5 of 206 comments (clear)

  1. Re:lol, Rand sucking up to the dorks by Grishnakh · · Score: 5, Insightful

    You're a fucking moron. How does "access without authorization" warrant a 35 year sentence? Rapists and murderers get less than that. That's the whole problem here. Fuck you.

  2. Re:narcissistic spectrum personality disorder by Fire_Wraith · · Score: 5, Insightful

    When Plea Bargains constitute something like over 90% of all sentences imposed, you know something is grossly wrong. Plea Bargaining is being used as an end run around having to grant people their Seventh Amendment rights. Sure, you can demand a trial, but if you do, we're going to throw every possible charge at you in a grossly disproportionate manner, in a trial you're probably not likely to win, especially if you're poor. Aaron actually had good legal representation, but the vast majority of criminal defendants don't.

  3. Re:lol, Rand sucking up to the dorks by rmdingler · · Score: 5, Insightful
    Yes. Intent is an essential consideration when sentencing, but not so much to the guilt or innocent phase of the trial.

    Since it occurred at MIT, the bastion of clever hacking, it's fairly likely Aaron never imagined his hacktivities would be treated criminally, let alone get to a zealous prosecutor. IIRC, the most egregious prior transgressions were charged with trespassing and little else.

    Sure. He was ill equipped to handle the fallout of being made an example of. It probably never happened to him before. To be fair though, his response was as big an overreaction as that of the prosecutor.

    --
    Happiness in intelligent people is the rarest thing I know.

    Ernest Hemingway

  4. Re:lol, Rand sucking up to the dorks by Dragon+Bait · · Score: 5, Insightful

    If he wouldn't have received 35 years, then why the hell were they threatening it? This stuff affects people, guilty or innocent. They should be required to determine a reasonable set of charges and stick with it - they're the experts, and having them act as henchmen is demeaning to the process of justice.

    Unfortunately, that's not how the current system works. The current system is designed to avoid expensive, nasty trials where someone might actually have to work to put someone behind bars. The current system has the D.A. pile on as many charges as she can remotely sound plausible to scare the defendant into plea bargaining regardless of their guilt or innocence.

    Someone I know recently had this happen. 95 different charges were made with effectively "You'll never see the light of day again" thrown at him.

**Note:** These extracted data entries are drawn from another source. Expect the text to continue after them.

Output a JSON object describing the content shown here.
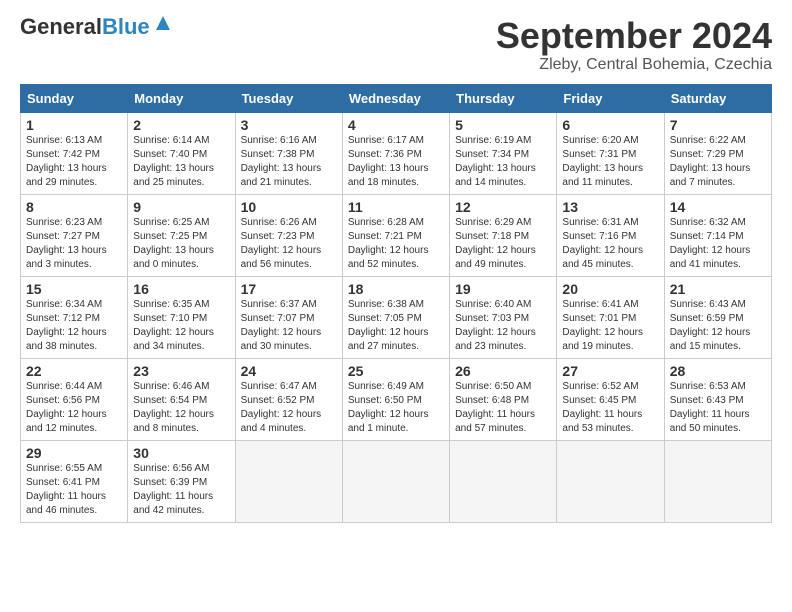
{
  "header": {
    "logo_general": "General",
    "logo_blue": "Blue",
    "month_title": "September 2024",
    "location": "Zleby, Central Bohemia, Czechia"
  },
  "weekdays": [
    "Sunday",
    "Monday",
    "Tuesday",
    "Wednesday",
    "Thursday",
    "Friday",
    "Saturday"
  ],
  "weeks": [
    [
      {
        "day": "1",
        "info": "Sunrise: 6:13 AM\nSunset: 7:42 PM\nDaylight: 13 hours\nand 29 minutes."
      },
      {
        "day": "2",
        "info": "Sunrise: 6:14 AM\nSunset: 7:40 PM\nDaylight: 13 hours\nand 25 minutes."
      },
      {
        "day": "3",
        "info": "Sunrise: 6:16 AM\nSunset: 7:38 PM\nDaylight: 13 hours\nand 21 minutes."
      },
      {
        "day": "4",
        "info": "Sunrise: 6:17 AM\nSunset: 7:36 PM\nDaylight: 13 hours\nand 18 minutes."
      },
      {
        "day": "5",
        "info": "Sunrise: 6:19 AM\nSunset: 7:34 PM\nDaylight: 13 hours\nand 14 minutes."
      },
      {
        "day": "6",
        "info": "Sunrise: 6:20 AM\nSunset: 7:31 PM\nDaylight: 13 hours\nand 11 minutes."
      },
      {
        "day": "7",
        "info": "Sunrise: 6:22 AM\nSunset: 7:29 PM\nDaylight: 13 hours\nand 7 minutes."
      }
    ],
    [
      {
        "day": "8",
        "info": "Sunrise: 6:23 AM\nSunset: 7:27 PM\nDaylight: 13 hours\nand 3 minutes."
      },
      {
        "day": "9",
        "info": "Sunrise: 6:25 AM\nSunset: 7:25 PM\nDaylight: 13 hours\nand 0 minutes."
      },
      {
        "day": "10",
        "info": "Sunrise: 6:26 AM\nSunset: 7:23 PM\nDaylight: 12 hours\nand 56 minutes."
      },
      {
        "day": "11",
        "info": "Sunrise: 6:28 AM\nSunset: 7:21 PM\nDaylight: 12 hours\nand 52 minutes."
      },
      {
        "day": "12",
        "info": "Sunrise: 6:29 AM\nSunset: 7:18 PM\nDaylight: 12 hours\nand 49 minutes."
      },
      {
        "day": "13",
        "info": "Sunrise: 6:31 AM\nSunset: 7:16 PM\nDaylight: 12 hours\nand 45 minutes."
      },
      {
        "day": "14",
        "info": "Sunrise: 6:32 AM\nSunset: 7:14 PM\nDaylight: 12 hours\nand 41 minutes."
      }
    ],
    [
      {
        "day": "15",
        "info": "Sunrise: 6:34 AM\nSunset: 7:12 PM\nDaylight: 12 hours\nand 38 minutes."
      },
      {
        "day": "16",
        "info": "Sunrise: 6:35 AM\nSunset: 7:10 PM\nDaylight: 12 hours\nand 34 minutes."
      },
      {
        "day": "17",
        "info": "Sunrise: 6:37 AM\nSunset: 7:07 PM\nDaylight: 12 hours\nand 30 minutes."
      },
      {
        "day": "18",
        "info": "Sunrise: 6:38 AM\nSunset: 7:05 PM\nDaylight: 12 hours\nand 27 minutes."
      },
      {
        "day": "19",
        "info": "Sunrise: 6:40 AM\nSunset: 7:03 PM\nDaylight: 12 hours\nand 23 minutes."
      },
      {
        "day": "20",
        "info": "Sunrise: 6:41 AM\nSunset: 7:01 PM\nDaylight: 12 hours\nand 19 minutes."
      },
      {
        "day": "21",
        "info": "Sunrise: 6:43 AM\nSunset: 6:59 PM\nDaylight: 12 hours\nand 15 minutes."
      }
    ],
    [
      {
        "day": "22",
        "info": "Sunrise: 6:44 AM\nSunset: 6:56 PM\nDaylight: 12 hours\nand 12 minutes."
      },
      {
        "day": "23",
        "info": "Sunrise: 6:46 AM\nSunset: 6:54 PM\nDaylight: 12 hours\nand 8 minutes."
      },
      {
        "day": "24",
        "info": "Sunrise: 6:47 AM\nSunset: 6:52 PM\nDaylight: 12 hours\nand 4 minutes."
      },
      {
        "day": "25",
        "info": "Sunrise: 6:49 AM\nSunset: 6:50 PM\nDaylight: 12 hours\nand 1 minute."
      },
      {
        "day": "26",
        "info": "Sunrise: 6:50 AM\nSunset: 6:48 PM\nDaylight: 11 hours\nand 57 minutes."
      },
      {
        "day": "27",
        "info": "Sunrise: 6:52 AM\nSunset: 6:45 PM\nDaylight: 11 hours\nand 53 minutes."
      },
      {
        "day": "28",
        "info": "Sunrise: 6:53 AM\nSunset: 6:43 PM\nDaylight: 11 hours\nand 50 minutes."
      }
    ],
    [
      {
        "day": "29",
        "info": "Sunrise: 6:55 AM\nSunset: 6:41 PM\nDaylight: 11 hours\nand 46 minutes."
      },
      {
        "day": "30",
        "info": "Sunrise: 6:56 AM\nSunset: 6:39 PM\nDaylight: 11 hours\nand 42 minutes."
      },
      {
        "day": "",
        "info": ""
      },
      {
        "day": "",
        "info": ""
      },
      {
        "day": "",
        "info": ""
      },
      {
        "day": "",
        "info": ""
      },
      {
        "day": "",
        "info": ""
      }
    ]
  ]
}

His fist (incompetent) lawyer said "you better take the deal for 5 years." His second (competent) lawyer got a plea down to a misdemeanor, time served, and parole.

    It's probably good to remember we don't have a justice system, but a legal system. Justice has next to nothing to do with it except by unexpected coincidence.

  5. Re:narcissistic spectrum personality disorder by Lloyd_Bryant · · Score: 5, Insightful

    If one is that concerned about having a criminal record one should refrain from committing crimes. All he had to do was write a short post on his blog to call attention to whatever issue it was that was bothering him. Instead he broke into a server room, installed a computer, and illegally downloaded thousands of documents. I think 6 months and a criminal record is about right for that sort of thing.

    Give me a break. There was no "locked server room" - he entered an unlocked wiring closet. The computer he "installed" was a laptop he set on a shelf (near the property of a homeless man, who was using that wiring closet to store things). He then downloaded documents that it was perfectly legal for him to download - he just automated the process so that he was downloading them a heck of a lot faster than the JSTOR people were expecting.

    So at most he was actually guilty of misdemeanor breaking and entering (and I'd be willing to argue that one, since the closet wasn't actually secured in any way), and maybe some civil copyright infringement if he posted the JSTOR documents for others.

    6 months and a felony conviction was *way* too much for his actual offenses.

    --
    Don't tell me to get a life. I had one once. It sucked.